As a machine of pure destruction the Kaiser's army is unique. I doubt whether any other army in the history of the world has had the knack of laying waste a whole country so completely. They wipe out everything.

These towns and villages play no part in the defence of the Yser. They are merely shell-traps, where no general would think of placing his men.

As a revenge on an innocent civil population, who thus lose their hearths and homes, and are now refugees all over France, Holland, and England, the plan succeeds admirably. On the other hand, the defence is materially aided, because the fire is taken off the troops in the trenches and on the long trains making their way to the front with food, ammunition, and supplies of all kinds. I do not believe the line of the Yser could have been held had the Germans scientifically supported their infantry attacks with this tremendous volume of shell fire, with which they have laid low Dixmude, Pervyse, Nieuport, and fifty other smaller towns and villages.

The crowning act, however, of this "revenge," deliberately indulged in that the attention of the world might be drawn off the crushing disasters suffered by German arms, was the ruin of Ypres. That act of vandalism was not, it is necessary to remember, done during the battle or for any military purpose. It was begun after the battle, and when the issue, and with it the future history of Europe, had been for ever changed. Of what that ruin was there has been drawn by Mr. Luigi Barzini a picture of enduring reality. He was one of three civilians who visited Ypres while this bombardment was going on. His description appeared in the Daily Telegraph of December 2, 1914.

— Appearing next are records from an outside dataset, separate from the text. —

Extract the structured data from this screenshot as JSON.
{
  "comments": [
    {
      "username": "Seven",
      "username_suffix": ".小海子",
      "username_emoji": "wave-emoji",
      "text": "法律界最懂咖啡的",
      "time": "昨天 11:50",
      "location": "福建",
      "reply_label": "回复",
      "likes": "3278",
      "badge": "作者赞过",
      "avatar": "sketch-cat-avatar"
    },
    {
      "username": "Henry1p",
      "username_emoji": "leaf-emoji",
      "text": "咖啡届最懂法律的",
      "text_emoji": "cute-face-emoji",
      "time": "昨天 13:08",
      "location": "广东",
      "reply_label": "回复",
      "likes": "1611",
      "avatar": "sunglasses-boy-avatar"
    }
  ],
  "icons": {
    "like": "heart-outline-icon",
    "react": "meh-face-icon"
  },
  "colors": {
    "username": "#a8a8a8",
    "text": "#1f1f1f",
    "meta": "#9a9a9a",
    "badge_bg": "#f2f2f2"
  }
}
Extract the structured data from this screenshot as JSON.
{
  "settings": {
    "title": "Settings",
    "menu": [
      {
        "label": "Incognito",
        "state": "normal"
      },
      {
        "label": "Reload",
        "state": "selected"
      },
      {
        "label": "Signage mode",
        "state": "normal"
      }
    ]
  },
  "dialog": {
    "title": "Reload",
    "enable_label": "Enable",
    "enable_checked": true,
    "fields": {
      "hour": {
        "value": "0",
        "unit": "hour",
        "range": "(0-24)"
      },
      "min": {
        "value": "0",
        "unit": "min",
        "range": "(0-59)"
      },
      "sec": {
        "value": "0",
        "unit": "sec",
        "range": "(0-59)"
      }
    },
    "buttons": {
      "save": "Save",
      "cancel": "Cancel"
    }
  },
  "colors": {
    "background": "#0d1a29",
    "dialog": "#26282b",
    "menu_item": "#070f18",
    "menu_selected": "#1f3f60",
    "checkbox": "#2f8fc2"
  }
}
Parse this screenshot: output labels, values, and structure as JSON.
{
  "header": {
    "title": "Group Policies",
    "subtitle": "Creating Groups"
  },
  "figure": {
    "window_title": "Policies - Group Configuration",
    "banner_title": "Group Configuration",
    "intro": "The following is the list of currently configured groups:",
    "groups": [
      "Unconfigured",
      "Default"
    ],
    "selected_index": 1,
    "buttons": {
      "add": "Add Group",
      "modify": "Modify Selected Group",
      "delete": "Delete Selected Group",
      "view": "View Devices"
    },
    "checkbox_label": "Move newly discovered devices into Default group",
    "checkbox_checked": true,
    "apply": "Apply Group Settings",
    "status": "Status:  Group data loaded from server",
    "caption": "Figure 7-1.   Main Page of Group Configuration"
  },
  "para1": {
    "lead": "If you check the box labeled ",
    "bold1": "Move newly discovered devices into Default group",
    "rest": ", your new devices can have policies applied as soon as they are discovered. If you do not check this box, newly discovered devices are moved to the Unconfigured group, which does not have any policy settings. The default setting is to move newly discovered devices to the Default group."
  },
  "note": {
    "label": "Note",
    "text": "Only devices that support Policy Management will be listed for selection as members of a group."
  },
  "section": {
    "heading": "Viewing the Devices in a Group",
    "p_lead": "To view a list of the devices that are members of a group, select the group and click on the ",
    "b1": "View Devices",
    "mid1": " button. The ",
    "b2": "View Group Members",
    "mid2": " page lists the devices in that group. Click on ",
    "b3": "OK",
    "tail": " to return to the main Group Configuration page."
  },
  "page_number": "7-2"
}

At a turn of the road, the town appeared in the distance—two mutilated campaniles, a ruin of massive towers, and the ancient belfry, with its vague bluish carvings. In the dull, declining day, the trees at the edge of the plain seemed like a dark mist. They formed, as it were, a sombre border of cloud on the horizon, and above the network of branches rose the remains of the bombarded town, pale and sinister, with something unreal and death-like in their mutilated aspect—phantasms of a massacred glory.

At short intervals the air was shaken by the bombardment, and, urged by the wind, two clouds of white smoke fled between the trees and vanished amidst their branches. Two flashes of livid light burst on high, and for an instant the top of the towers disappeared in a cloud. The destructive fury of the German guns still continued to strike the heart of Ypres. The road had been converted into a desert.

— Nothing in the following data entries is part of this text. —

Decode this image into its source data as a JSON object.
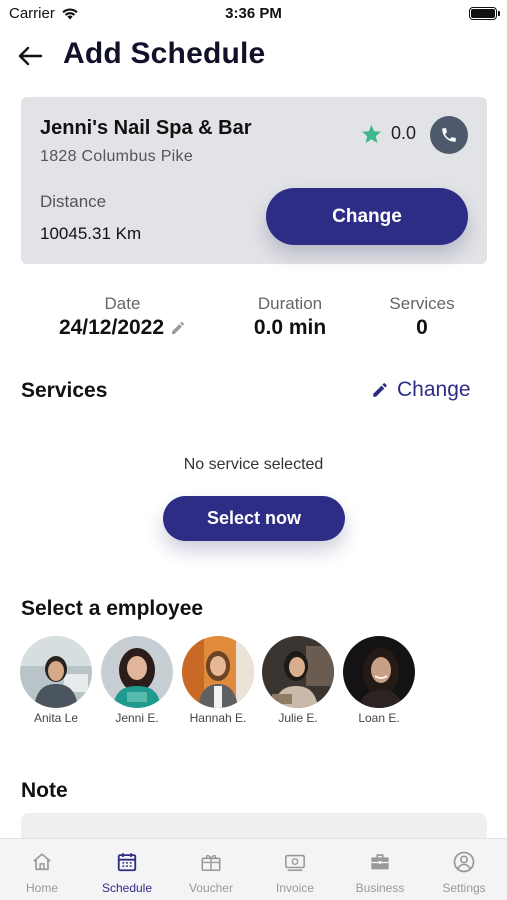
{
  "status_bar": {
    "carrier": "Carrier",
    "time": "3:36 PM"
  },
  "header": {
    "title": "Add Schedule"
  },
  "salon": {
    "name": "Jenni's Nail Spa & Bar",
    "address": "1828 Columbus Pike",
    "rating": "0.0",
    "distance_label": "Distance",
    "distance_value": "10045.31 Km",
    "change_label": "Change"
  },
  "summary": {
    "date_label": "Date",
    "date_value": "24/12/2022",
    "duration_label": "Duration",
    "duration_value": "0.0 min",
    "services_label": "Services",
    "services_value": "0"
  },
  "services": {
    "title": "Services",
    "change_label": "Change",
    "empty_text": "No service selected",
    "select_label": "Select now"
  },
  "employees": {
    "title": "Select a employee",
    "items": [
      {
        "name": "Anita Le"
      },
      {
        "name": "Jenni E."
      },
      {
        "name": "Hannah E."
      },
      {
        "name": "Julie E."
      },
      {
        "name": "Loan E."
      }
    ]
  },
  "note": {
    "title": "Note"
  },
  "tabs": [
    {
      "label": "Home",
      "icon": "home-icon"
    },
    {
      "label": "Schedule",
      "icon": "calendar-icon"
    },
    {
      "label": "Voucher",
      "icon": "voucher-icon"
    },
    {
      "label": "Invoice",
      "icon": "invoice-icon"
    },
    {
      "label": "Business",
      "icon": "briefcase-icon"
    },
    {
      "label": "Settings",
      "icon": "user-circle-icon"
    }
  ],
  "active_tab": "Schedule",
  "colors": {
    "primary": "#2e2d86",
    "star": "#3fb68b",
    "card_bg": "#e2e3e6",
    "phone_bg": "#4e5a6b"
  }
}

We had left behind us towns and villages crowded with troops, immense parks of carts and motor-lorries scattered over the meadows, extensive encampments at the edges of the road, in which the innumerable piles of arms seemed like black sheaves crowned with points, the general quarters of divisions and brigades denoted by standards. Then, having passed Vlamertynghe, about three miles from Ypres, we came upon the sinister solitude of a modern battle.

There was no other voice, no other sound, than the boom of cannon and the crash of shell. But the flashes of the explosions seemed to render all the more evident, more profound, and more significant the terrible silence of the town and the fields. It was the silence of resignation, fear, and agony. The sound of our footsteps upon the muddy pavement of the suburb echoed amidst the little houses—the first houses of Ypres.

Not one building remained intact. The hurricanes of steel had battered and penetrated them all.